25.5.08

Carta de um telespectador

Circula na Internet um curioso texto que - como refere o Sorumbático, um dos seus contribuidores e a crónica que este aqui afixou hoje mesmo - se achou por bem divulgar:
-oOo-
O drama de Pacheco Pereira, de Nuno Brederode… e dos telespectadores da RTP
CHEGOU À PRAÇA PÚBLICA um tremendo rugido de protesto, implacável e ao mesmo tempo desesperado, contra o estado a que chegou a informação nos telejornais portugueses: Pacheco Pereira perdeu a cabeça (ou usou-a como nunca) clamando contra “A cultura da irrelevância (que) está a crescer exponencialmente” (“Público” de 17 de Maio). E escreve, mortificado: “Futebol, futebol, futebol, fumei, pequei, vou deixar de fumar, a Esmeralda entre o pai afectivo e o pai biológico, futebol, directo do acidente na A1 que provocou três feridos, os pais da pequena Maddie, futebol, tenho um cancro-tive um cancro-vou ter um cancro, futebol, futebol, futebol.”

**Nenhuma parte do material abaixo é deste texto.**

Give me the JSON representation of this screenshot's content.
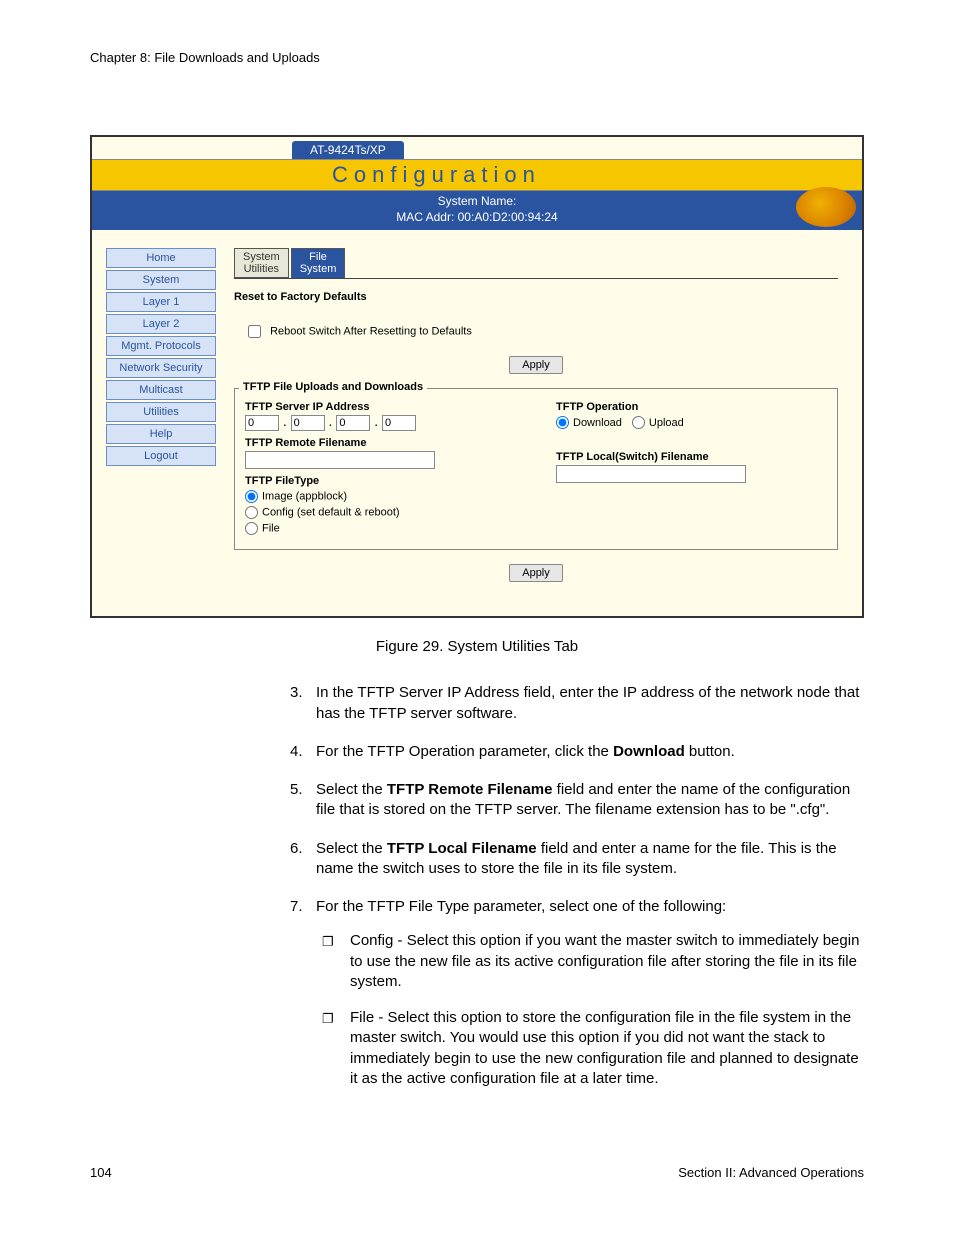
{
  "chapter": "Chapter 8: File Downloads and Uploads",
  "page_number": "104",
  "section_footer": "Section II: Advanced Operations",
  "figure_caption": "Figure 29. System Utilities Tab",
  "screenshot": {
    "model": "AT-9424Ts/XP",
    "banner": "Configuration",
    "system_name_label": "System Name:",
    "mac_label": "MAC Addr: 00:A0:D2:00:94:24",
    "nav": [
      "Home",
      "System",
      "Layer 1",
      "Layer 2",
      "Mgmt. Protocols",
      "Network Security",
      "Multicast",
      "Utilities",
      "Help",
      "Logout"
    ],
    "tabs": {
      "inactive": "System\nUtilities",
      "active": "File\nSystem"
    },
    "reset_heading": "Reset to Factory Defaults",
    "reboot_checkbox_label": "Reboot Switch After Resetting to Defaults",
    "apply_label": "Apply",
    "tftp": {
      "legend": "TFTP File Uploads and Downloads",
      "ip_label": "TFTP Server IP Address",
      "ip": [
        "0",
        "0",
        "0",
        "0"
      ],
      "remote_label": "TFTP Remote Filename",
      "filetype_label": "TFTP FileType",
      "filetype_options": [
        "Image (appblock)",
        "Config (set default & reboot)",
        "File"
      ],
      "filetype_selected": 0,
      "operation_label": "TFTP Operation",
      "operation_options": [
        "Download",
        "Upload"
      ],
      "operation_selected": 0,
      "local_label": "TFTP Local(Switch) Filename"
    }
  },
  "steps": [
    {
      "n": "3.",
      "text": "In the TFTP Server IP Address field, enter the IP address of the network node that has the TFTP server software."
    },
    {
      "n": "4.",
      "text_parts": [
        "For the TFTP Operation parameter, click the ",
        "Download",
        " button."
      ]
    },
    {
      "n": "5.",
      "text_parts": [
        "Select the ",
        "TFTP Remote Filename",
        " field and enter the name of the configuration file that is stored on the TFTP server. The filename extension has to be \".cfg\"."
      ]
    },
    {
      "n": "6.",
      "text_parts": [
        "Select the ",
        "TFTP Local Filename",
        " field and enter a name for the file. This is the name the switch uses to store the file in its file system."
      ]
    },
    {
      "n": "7.",
      "text": "For the TFTP File Type parameter, select one of the following:",
      "subs": [
        "Config - Select this option if you want the master switch to immediately begin to use the new file as its active configuration file after storing the file in its file system.",
        "File - Select this option to store the configuration file in the file system in the master switch. You would use this option if you did not want the stack to immediately begin to use the new configuration file and planned to designate it as the active configuration file at a later time."
      ]
    }
  ]
}
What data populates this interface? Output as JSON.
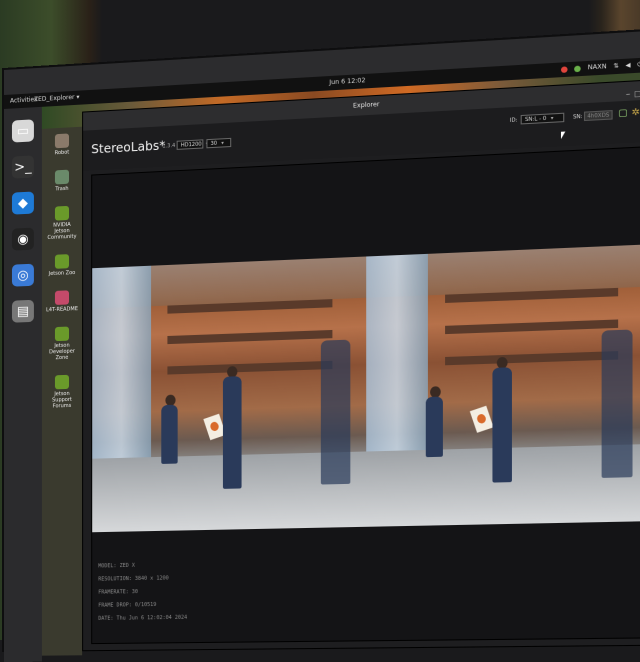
{
  "topbar": {
    "activities": "Activities",
    "app_menu": "ZED_Explorer ▾",
    "clock": "Jun 6  12:02",
    "tray_items": [
      "NAXN"
    ]
  },
  "window": {
    "title": "Explorer"
  },
  "app": {
    "brand": "StereoLabs*",
    "version": "1.3.4",
    "resolution": "HD1200",
    "framerate": "30",
    "id_label": "ID:",
    "id_value": "SN:L - 0",
    "sn_label": "SN:",
    "sn_value": "4h0XDS"
  },
  "desktop": {
    "items": [
      {
        "label": "Robot",
        "icon": "home-folder-icon",
        "color": "#8a7a6a"
      },
      {
        "label": "Trash",
        "icon": "trash-icon",
        "color": "#6a8a6a"
      },
      {
        "label": "NVIDIA Jetson Community",
        "icon": "nvidia-icon",
        "color": "#6a9a2a"
      },
      {
        "label": "Jetson Zoo",
        "icon": "nvidia-icon",
        "color": "#6a9a2a"
      },
      {
        "label": "L4T-README",
        "icon": "folder-icon",
        "color": "#c44a6a"
      },
      {
        "label": "Jetson Developer Zone",
        "icon": "nvidia-icon",
        "color": "#6a9a2a"
      },
      {
        "label": "Jetson Support Forums",
        "icon": "nvidia-icon",
        "color": "#6a9a2a"
      }
    ]
  },
  "dock": {
    "items": [
      {
        "name": "files-icon",
        "glyph": "▭",
        "color": "#d8d8d8"
      },
      {
        "name": "terminal-icon",
        "glyph": ">_",
        "color": "#333"
      },
      {
        "name": "vscode-icon",
        "glyph": "◆",
        "color": "#1e7ad6"
      },
      {
        "name": "obs-icon",
        "glyph": "◉",
        "color": "#222"
      },
      {
        "name": "chromium-icon",
        "glyph": "◎",
        "color": "#3a7ad6"
      },
      {
        "name": "drive-icon",
        "glyph": "▤",
        "color": "#777"
      }
    ]
  },
  "info": {
    "lines": [
      "MODEL: ZED X",
      "RESOLUTION: 3840 x 1200",
      "FRAMERATE: 30",
      "FRAME DROP: 0/10519",
      "DATE: Thu Jun 6 12:02:04 2024"
    ]
  }
}
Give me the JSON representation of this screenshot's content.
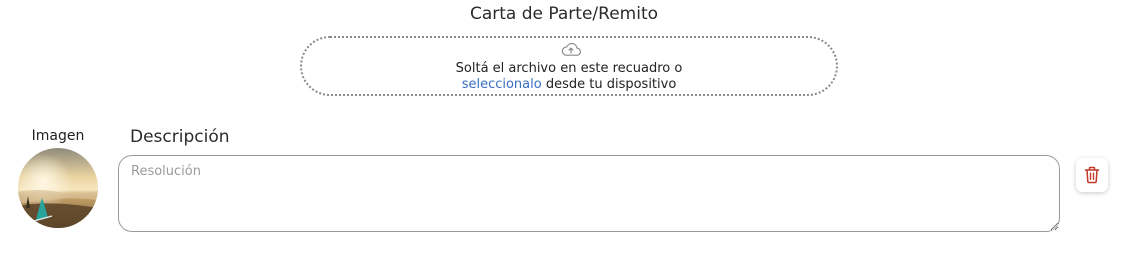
{
  "upload": {
    "title": "Carta de Parte/Remito",
    "icon": "cloud-upload-icon",
    "instruction": "Soltá el archivo en este recuadro o",
    "link_text": "seleccionalo",
    "instruction_suffix": " desde tu dispositivo"
  },
  "image": {
    "label": "Imagen",
    "avatar_icon": "beach-photo-thumbnail"
  },
  "description": {
    "label": "Descripción",
    "placeholder": "Resolución",
    "value": ""
  },
  "actions": {
    "delete_icon": "trash-icon",
    "delete_color": "#c0392b"
  }
}
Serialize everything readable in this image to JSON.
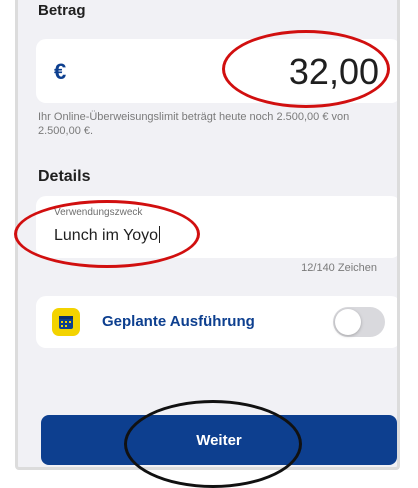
{
  "amount_section": {
    "title": "Betrag",
    "currency_symbol": "€",
    "amount": "32,00",
    "limit_note": "Ihr Online-Überweisungslimit beträgt heute noch 2.500,00 € von 2.500,00 €."
  },
  "details_section": {
    "title": "Details",
    "purpose_label": "Verwendungszweck",
    "purpose_value": "Lunch im Yoyo",
    "char_counter": "12/140 Zeichen"
  },
  "scheduled": {
    "label": "Geplante Ausführung",
    "icon": "calendar-icon",
    "toggle_on": false
  },
  "next_button": {
    "label": "Weiter"
  },
  "colors": {
    "brand_blue": "#0d3f8f",
    "accent_yellow": "#f3d300",
    "annotation_red": "#d10f0f"
  }
}
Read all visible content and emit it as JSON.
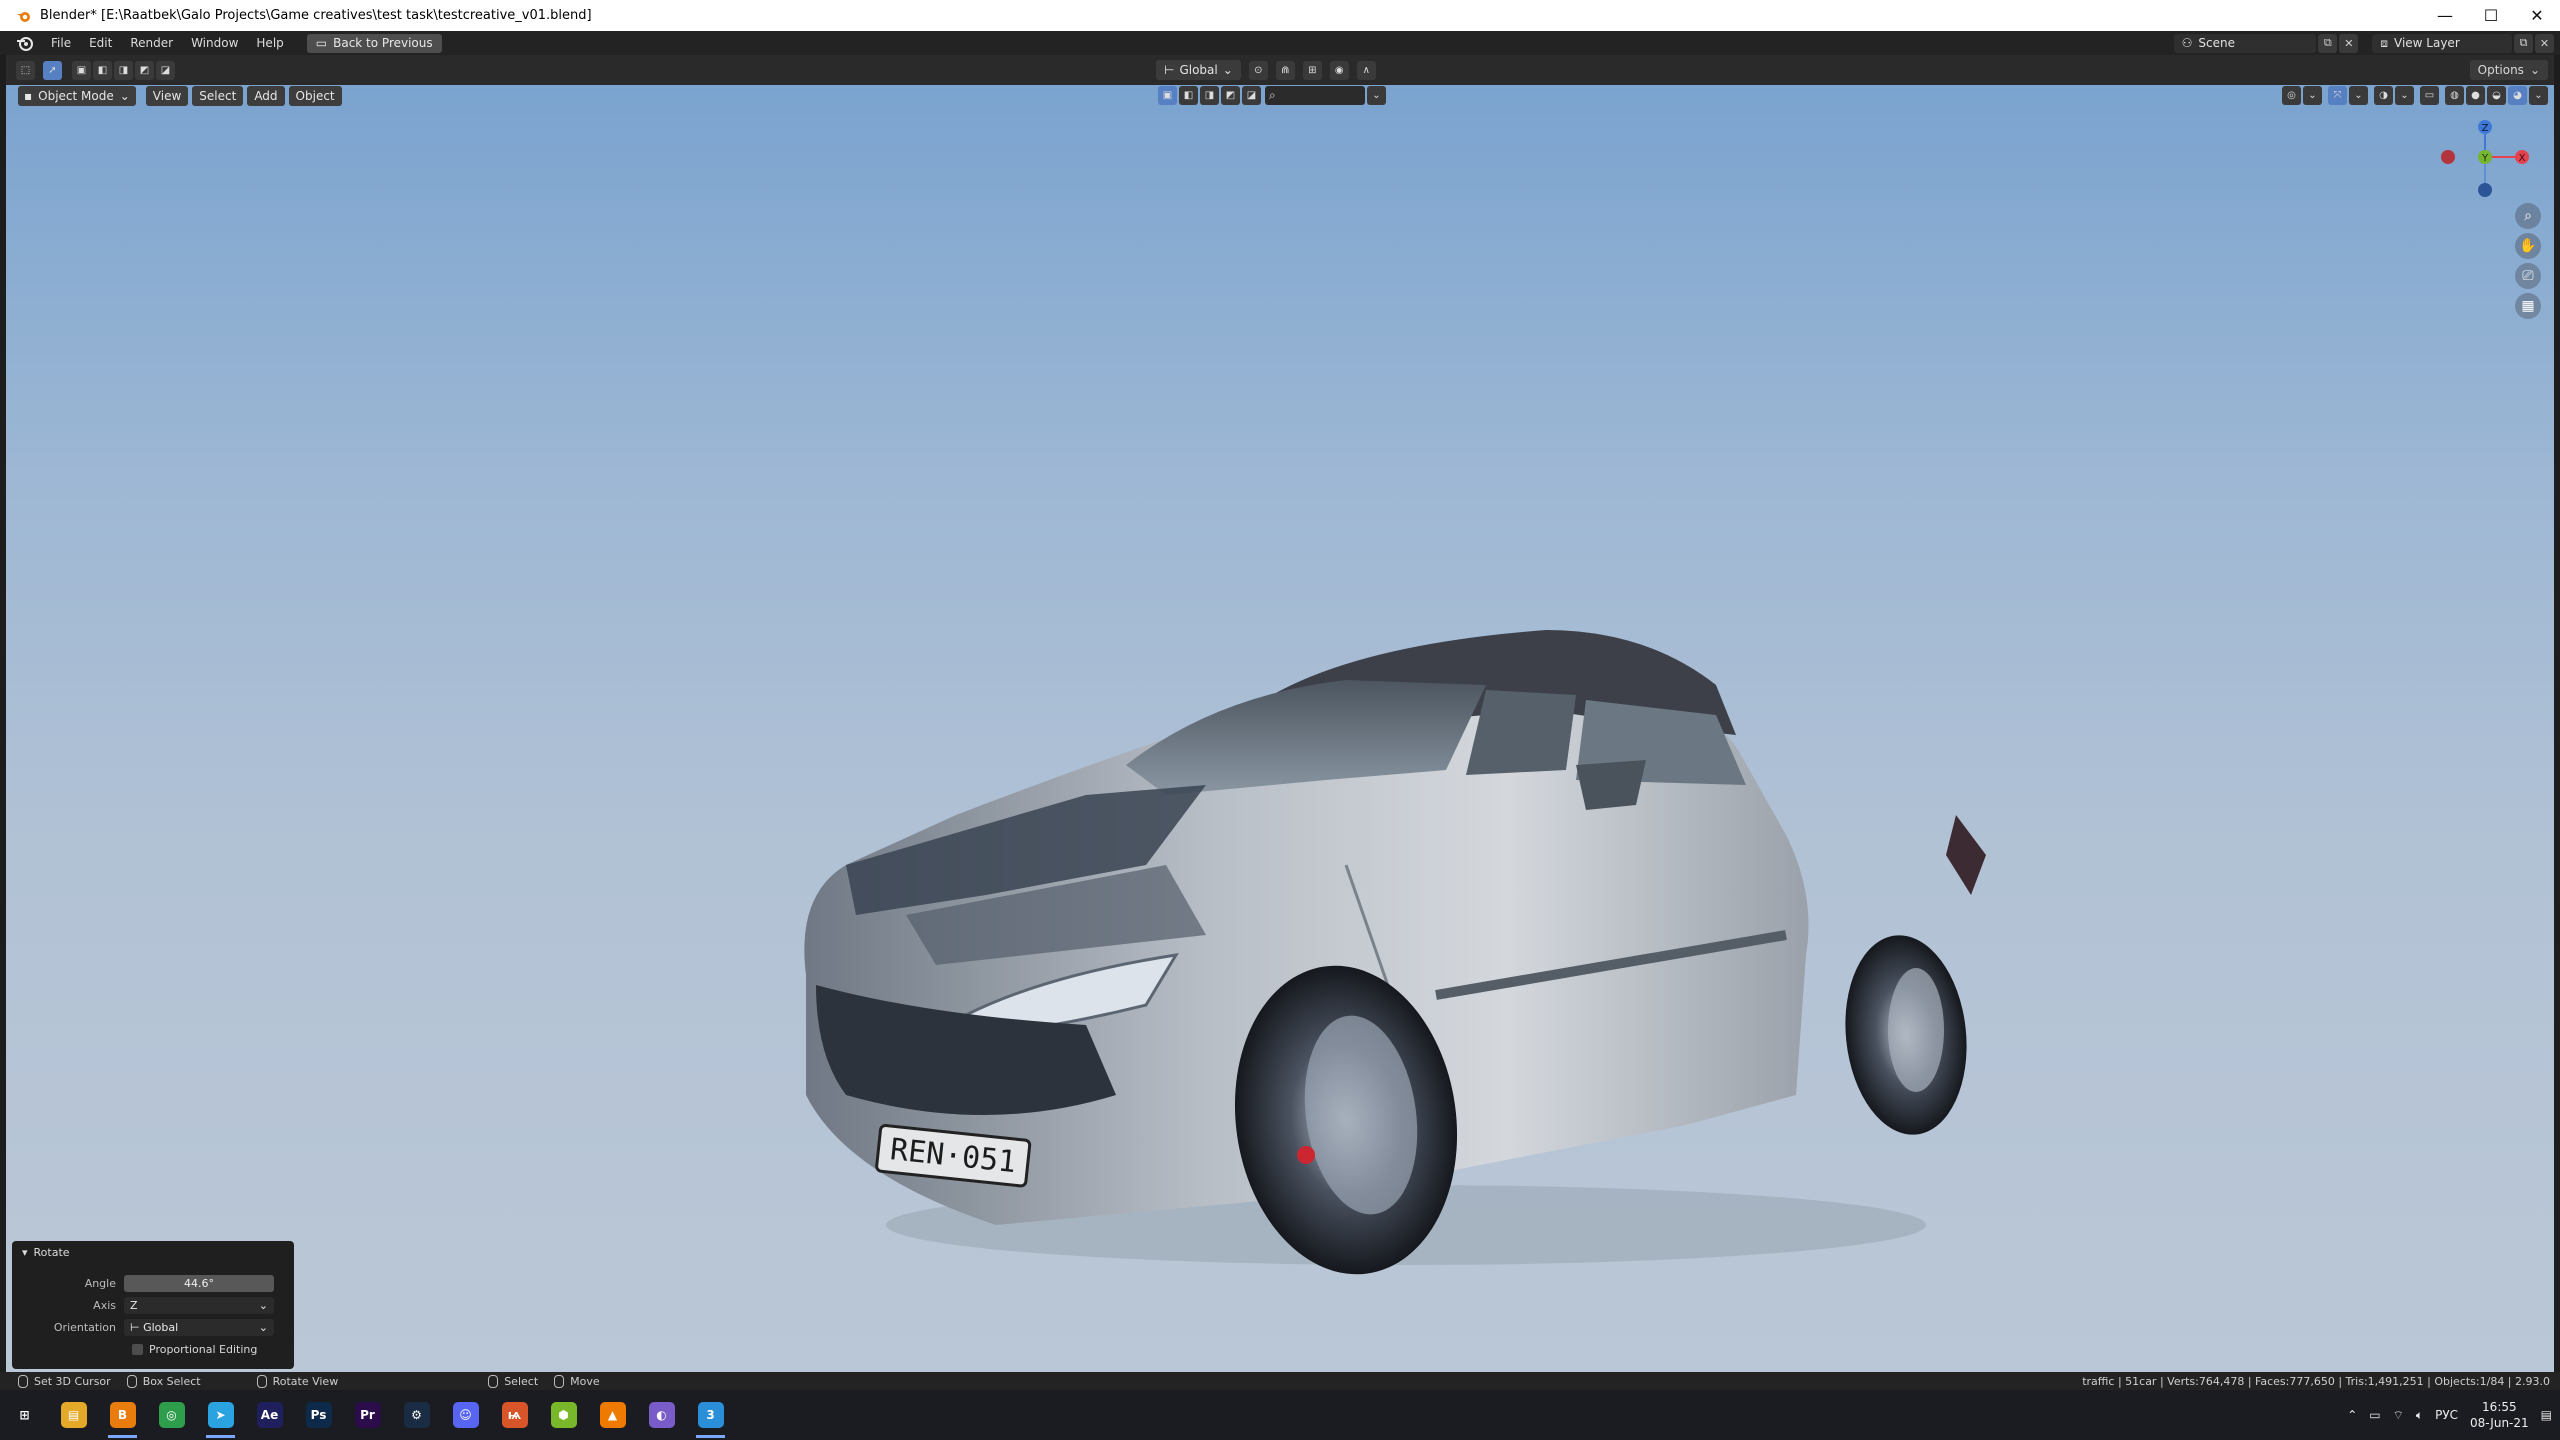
{
  "window": {
    "title": "Blender* [E:\\Raatbek\\Galo Projects\\Game creatives\\test task\\testcreative_v01.blend]",
    "minimize": "—",
    "maximize": "☐",
    "close": "✕"
  },
  "menubar": {
    "items": [
      "File",
      "Edit",
      "Render",
      "Window",
      "Help"
    ],
    "back_button": "Back to Previous",
    "scene": "Scene",
    "view_layer": "View Layer"
  },
  "toolheader": {
    "transform_orientation": "Global",
    "options": "Options"
  },
  "viewport_header": {
    "mode": "Object Mode",
    "menus": [
      "View",
      "Select",
      "Add",
      "Object"
    ]
  },
  "scene_content": {
    "license_plate": "REN·051"
  },
  "gizmo": {
    "x_label": "X",
    "y_label": "Y",
    "z_label": "Z",
    "colors": {
      "x": "#e2434f",
      "y": "#75b530",
      "z": "#3f78d6"
    }
  },
  "operator_panel": {
    "title": "Rotate",
    "angle_label": "Angle",
    "angle_value": "44.6°",
    "axis_label": "Axis",
    "axis_value": "Z",
    "orientation_label": "Orientation",
    "orientation_value": "Global",
    "proportional_label": "Proportional Editing"
  },
  "statusbar": {
    "items": [
      "Set 3D Cursor",
      "Box Select",
      "Rotate View",
      "Select",
      "Move"
    ],
    "stats": "traffic | 51car | Verts:764,478 | Faces:777,650 | Tris:1,491,251 | Objects:1/84 | 2.93.0"
  },
  "taskbar": {
    "apps": [
      {
        "name": "windows-start",
        "glyph": "⊞",
        "color": "#1b1b22"
      },
      {
        "name": "file-explorer",
        "glyph": "▤",
        "color": "#e5a92a"
      },
      {
        "name": "blender",
        "glyph": "B",
        "color": "#e87d0d"
      },
      {
        "name": "chrome",
        "glyph": "◎",
        "color": "#2e9e4c"
      },
      {
        "name": "telegram",
        "glyph": "➤",
        "color": "#2aa3e0"
      },
      {
        "name": "after-effects",
        "glyph": "Ae",
        "color": "#1f1f5e"
      },
      {
        "name": "photoshop",
        "glyph": "Ps",
        "color": "#0d2a4a"
      },
      {
        "name": "premiere",
        "glyph": "Pr",
        "color": "#2a0d4a"
      },
      {
        "name": "steam",
        "glyph": "⚙",
        "color": "#1a2c44"
      },
      {
        "name": "discord",
        "glyph": "☺",
        "color": "#5865f2"
      },
      {
        "name": "houdini",
        "glyph": "ѩ",
        "color": "#d8552a"
      },
      {
        "name": "android",
        "glyph": "⬢",
        "color": "#79b82b"
      },
      {
        "name": "app-orange",
        "glyph": "▲",
        "color": "#ef7a00"
      },
      {
        "name": "browser",
        "glyph": "◐",
        "color": "#7a5cc8"
      },
      {
        "name": "app-3",
        "glyph": "3",
        "color": "#2a8fd8"
      }
    ],
    "language": "РУС",
    "time": "16:55",
    "date": "08-Jun-21"
  }
}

.. Dias depois, adesão insuspeita: Nuno Brederode Santos junta a sua pena demolidora às diatribes de Pacheco Pereira para lamentar “… ter de saber que, no hotel do estágio, a ementa de hoje foi canja de galinha e carne à jardineira (e o cozinheiro já vai explicar porquê), mas também que o craque A, afectado por uma ligeira indisposição, comeu pescada.” (“Diário de Notícias” e blogue “Sorumbático” de 25 de Maio).
.. O ridículo elevado ao delírio? A imbecilidade transformada em cartilha editorial dos telejornais? Pode ser, mas resulta muito pior quando praticados na antena do serviço público – vulgo RTP.
.. Ora eu, que não ostento de Pacheco e Brederode a fama e glória, também tenho a minha história de rebelião contra este filme de massacre futebolisivo.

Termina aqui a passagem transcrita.